A great article written this week by Len Stein touts thought leadership as the next frontier in public relations (read the article). I could not agree more with the views Stein puts forth in the article. Traditionally, companies have made news releases a key component of their PR strategy. These bits of news and facts are mass distributed to media outlets and posted on company web sites in the hopes that someone will find information in a release newsworthy and give it coverage. News releases are typically "we are great" messages that are one-way conversations between a company and whoever they think would be interested in learning about how great they are.
Yes, news releases can be an inexpensive way to create exposure. Yes, news releases are perceived as more credible than advertising because the source of the message is viewed as the news media, not the company whose release led to the coverage. But, everyone does them- for profits, non-profits, institutions, organizations, everyone is trying to get exposure. The result is that news releases do not carry the punch that we would like to believe they possess.

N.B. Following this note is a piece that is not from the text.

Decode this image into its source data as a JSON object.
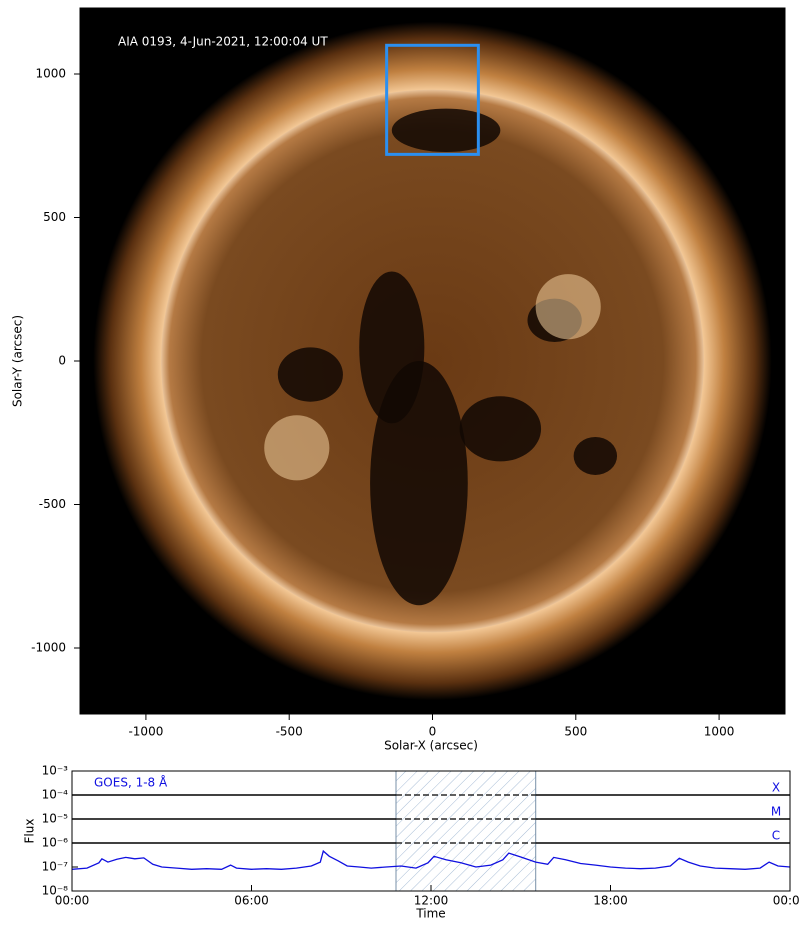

In contrast, thought leadership offers more for audiences. It is about informing and educating a target market that would value receiving information. Recipients can put to use information received or are otherwise better off for having been exposed to messages from thought leaders. Another key benefit is positioning as a thought leader not only strengthens brand credibility, it can help humanize the brand. Thought leaders are people, not entities. In order to forge a leadership position, people have to make it happen. Whether it is through blogging, podcasting, books, or other form of disseminating information, it is accomplished by associating a name and face with the information being shared. News releases are very impersonal by comparison.
Becoming a thought leader is not done with the objective of increasing sales or market share, but those results can be by-products of establishing a position of high credibility in an industry. It comes down to what do you have to offer to your target audience that adds value. "I am great" does not work in developing thought leadership; rather it is more like "how can I help you become great?"